For once this isn't an article on the miserable outlook of nightlife in the UK.
You wait years for no good news, and just like buses, loads turns up at once. Well, maybe not 'loads' but enough to feel like a small oasis has been found in a desert of club closures, license changes and hiking door prices. The government has spoken, the trade unions have reached an agreement, and finally Boris Johnson has acknowledged that there's fuckery afoot in the capital.
Apparently, the night tube is actually happening. Like actually, starting at 6 in the morning and continuing until 6 the next morning; a non stop funnel of efficient transport that will mean never arguing with an Uber driver ever again. (Maybe).
August will see the Jubilee and Victoria lines open for 24 hours, meaning that now you’ll finally be able to submit to that urge of wandering around the Houses of Parliament at night. It also means you’ll be able to access some of London’s finest clubs (Ministry, Phonox, Fire) without worrying about a surge charge ruining your evening.

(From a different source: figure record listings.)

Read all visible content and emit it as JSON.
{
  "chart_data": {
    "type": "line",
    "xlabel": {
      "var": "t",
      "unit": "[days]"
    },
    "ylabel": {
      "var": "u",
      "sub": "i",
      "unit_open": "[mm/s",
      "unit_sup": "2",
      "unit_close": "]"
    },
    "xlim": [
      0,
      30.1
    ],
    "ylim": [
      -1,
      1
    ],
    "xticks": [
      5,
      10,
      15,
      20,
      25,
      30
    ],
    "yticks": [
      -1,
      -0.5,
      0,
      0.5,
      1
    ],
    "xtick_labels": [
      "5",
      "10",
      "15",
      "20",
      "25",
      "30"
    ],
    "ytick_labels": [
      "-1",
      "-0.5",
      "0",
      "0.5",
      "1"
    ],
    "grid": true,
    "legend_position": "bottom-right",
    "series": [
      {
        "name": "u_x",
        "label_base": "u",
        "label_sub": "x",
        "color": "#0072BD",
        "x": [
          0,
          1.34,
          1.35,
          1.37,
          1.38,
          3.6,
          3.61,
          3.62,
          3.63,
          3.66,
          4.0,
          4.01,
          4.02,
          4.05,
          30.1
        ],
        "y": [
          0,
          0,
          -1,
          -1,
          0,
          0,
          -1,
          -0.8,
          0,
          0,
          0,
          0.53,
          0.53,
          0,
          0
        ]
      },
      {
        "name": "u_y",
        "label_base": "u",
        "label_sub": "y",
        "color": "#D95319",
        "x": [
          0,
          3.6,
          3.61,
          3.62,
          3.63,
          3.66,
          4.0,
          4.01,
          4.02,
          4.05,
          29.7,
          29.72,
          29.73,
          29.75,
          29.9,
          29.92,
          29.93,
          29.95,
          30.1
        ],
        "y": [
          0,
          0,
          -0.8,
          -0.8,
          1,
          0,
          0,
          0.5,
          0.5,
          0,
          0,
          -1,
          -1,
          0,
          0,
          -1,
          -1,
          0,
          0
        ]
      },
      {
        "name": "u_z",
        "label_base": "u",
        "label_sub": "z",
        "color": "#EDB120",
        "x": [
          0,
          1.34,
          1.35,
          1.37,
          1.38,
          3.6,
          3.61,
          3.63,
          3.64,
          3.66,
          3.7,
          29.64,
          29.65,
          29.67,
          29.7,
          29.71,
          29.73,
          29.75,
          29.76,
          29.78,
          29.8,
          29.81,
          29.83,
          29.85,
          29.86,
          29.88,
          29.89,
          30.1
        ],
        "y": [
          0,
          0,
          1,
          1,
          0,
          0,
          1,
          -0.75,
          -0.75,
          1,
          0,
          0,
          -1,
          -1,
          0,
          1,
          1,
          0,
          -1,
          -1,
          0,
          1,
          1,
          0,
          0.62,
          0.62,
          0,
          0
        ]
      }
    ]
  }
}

Bo-Jo’s Night Time Commission
Boris Johnson's done a decent and suggested a ‘Night Time Commission’: a six-month investigation into how to protect the capital’s late night-early morning trade. Accepting that “there is insufficient oversight for the way it [the night time economy] is managed”, the report will dig around the under looked reasons behind why our night time economy has taken such a beating recently.
Its findings will be explored in Autumn 2016, hopefully to coincide with the night tube.
Possible night czars
Sadiq Khan slipped the term ‘night czar’ in right at the end of his London Mayor manifesto, using the last few pages to discuss the capital’s steadily declining night time economy. He positions himself as someone who would back a Night Time Commission, and see through any changes that might arise from it. Alongside mentions of soundproofing costs on new developments, he gives us hope for an after hours’ hero whose job it would be to “champion London’s vibrant night-time economy”.
Lets hope that the gloriously titled ‘Night Czar’ will have an in depth knowledge of the best nights on per weekend, as well as JustEat discount codes on tap.
Nondescript Door Prices
Apparently we’re going out clubbing so much less now, that ticket prices are no longer being used to measure inflation. They’ve been struck off a list of ‘everyday items’ that get assessed by a fun sounding group of statisticians who assess rising costs. Does this mean door prices are un-policed territory, free from the eyes of scrutiny? As long as Twitter and a discerning public exist, probably not, but it's a sad testament to the fact that there’s not enough nightclubs left to justify the analysis.
More Expensive Soft Drinks
The newest addition to a potential overhaul in the way we club is directly affected by George Osborne’s brand new sugar tax. Sugary soft drinks (except for pure fruit juices and milk-based bevs) will face a new tax, a cost expected to raise £520 million that might go towards school sport. Does this mean that a vodka red bull is about to surge in price? Probably. Better start getting a taste about screwballs.